No one suggested a federal version of South Carolina Gov. Nikki Haley's directive for state workers to cheerfully answer the phone, "It’s a great day in South Carolina,’’ or to call in Nordstrom’s experts to advise the IRS, TSA or VA how to reduce long waits and render service with a smile.
Instead, the bill, passed on a voice vote, would require the U.S. Office of Management and Budget to establish customer service performance standards for federal agencies and require departments to name customer relations representatives. A similar bill, supported by a lawmakers from both parties, is awaiting a Senate vote.
"When taxpayers interact with a government agency, they deserve the same timely, reliable assistance they would expect from a private sector business,’’ said Rep. Henry Cuellar (D-Texas), the bill’s chief sponsor. Just 31% of people surveyed last year were very satisfied with federal customer service, he noted.
Deficit-minded lawmakers removed from the bill a provision that would have allowed cash incentives to workers who excel at customer service. But Rep.
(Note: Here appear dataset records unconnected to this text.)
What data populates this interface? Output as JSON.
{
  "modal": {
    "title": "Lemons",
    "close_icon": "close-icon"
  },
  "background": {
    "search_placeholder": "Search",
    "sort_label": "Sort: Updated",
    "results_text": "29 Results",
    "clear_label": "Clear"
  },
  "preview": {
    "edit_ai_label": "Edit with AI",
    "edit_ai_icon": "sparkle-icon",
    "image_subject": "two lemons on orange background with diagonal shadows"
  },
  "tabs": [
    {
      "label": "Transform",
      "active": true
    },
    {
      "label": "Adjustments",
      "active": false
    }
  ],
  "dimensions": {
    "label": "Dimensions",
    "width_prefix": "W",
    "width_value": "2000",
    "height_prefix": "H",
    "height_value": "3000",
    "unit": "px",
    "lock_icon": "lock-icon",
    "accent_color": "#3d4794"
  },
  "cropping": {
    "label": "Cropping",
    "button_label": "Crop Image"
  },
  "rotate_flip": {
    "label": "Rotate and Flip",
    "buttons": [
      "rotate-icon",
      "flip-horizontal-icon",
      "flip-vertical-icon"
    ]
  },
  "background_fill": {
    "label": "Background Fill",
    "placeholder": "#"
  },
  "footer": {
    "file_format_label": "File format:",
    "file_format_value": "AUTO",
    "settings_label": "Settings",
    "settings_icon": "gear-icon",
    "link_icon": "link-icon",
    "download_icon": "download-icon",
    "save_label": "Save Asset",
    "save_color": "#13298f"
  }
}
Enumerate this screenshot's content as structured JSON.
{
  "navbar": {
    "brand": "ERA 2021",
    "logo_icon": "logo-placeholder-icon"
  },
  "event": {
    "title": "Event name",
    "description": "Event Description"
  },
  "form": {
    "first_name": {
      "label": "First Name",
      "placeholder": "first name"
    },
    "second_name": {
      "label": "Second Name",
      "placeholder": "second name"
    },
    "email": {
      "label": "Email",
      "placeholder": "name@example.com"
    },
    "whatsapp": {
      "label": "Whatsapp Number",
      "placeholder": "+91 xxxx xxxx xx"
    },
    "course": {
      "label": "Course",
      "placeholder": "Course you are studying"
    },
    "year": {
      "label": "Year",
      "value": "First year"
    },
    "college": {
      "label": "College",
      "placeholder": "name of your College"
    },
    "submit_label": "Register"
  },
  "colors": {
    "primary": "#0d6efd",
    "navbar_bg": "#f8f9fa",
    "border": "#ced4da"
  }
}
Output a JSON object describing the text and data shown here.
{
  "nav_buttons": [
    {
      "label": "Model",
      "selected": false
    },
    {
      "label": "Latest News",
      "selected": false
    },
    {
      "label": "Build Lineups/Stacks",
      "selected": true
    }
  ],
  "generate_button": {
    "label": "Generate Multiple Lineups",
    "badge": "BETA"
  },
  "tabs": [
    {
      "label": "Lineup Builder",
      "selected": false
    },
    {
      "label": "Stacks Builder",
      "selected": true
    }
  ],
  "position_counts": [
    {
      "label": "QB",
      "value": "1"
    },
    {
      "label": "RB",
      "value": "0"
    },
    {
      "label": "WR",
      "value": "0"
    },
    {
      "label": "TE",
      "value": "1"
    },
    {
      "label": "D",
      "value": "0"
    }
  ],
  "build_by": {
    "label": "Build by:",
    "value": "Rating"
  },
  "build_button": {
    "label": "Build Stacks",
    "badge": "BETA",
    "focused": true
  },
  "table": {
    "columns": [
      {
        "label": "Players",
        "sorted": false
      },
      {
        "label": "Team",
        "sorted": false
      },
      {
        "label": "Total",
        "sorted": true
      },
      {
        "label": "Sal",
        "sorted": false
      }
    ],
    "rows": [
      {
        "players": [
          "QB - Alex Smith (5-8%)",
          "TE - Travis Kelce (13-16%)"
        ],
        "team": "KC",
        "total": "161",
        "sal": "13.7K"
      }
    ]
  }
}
Joe Walsh (R-Ill.) said that employees will be held accountable for achieving results.
President Obama last year issued an executive order directing federal agencies to come up with plans to improve customer service.
Julie Tagen, legislative director at the National Active and Retired Federal Employees Assn., told the Los Angeles Times: "Federal agencies value customer service and already have the power to hold employees accountable for quality customer service standards.’’
Citing looming budget cuts, she added: "Congress should be using this time to deal with the bigger issues facing our nation…. What will happen to customer service if Social Security employees and VA nurses are forced to keep up their already large workload with even fewer means?"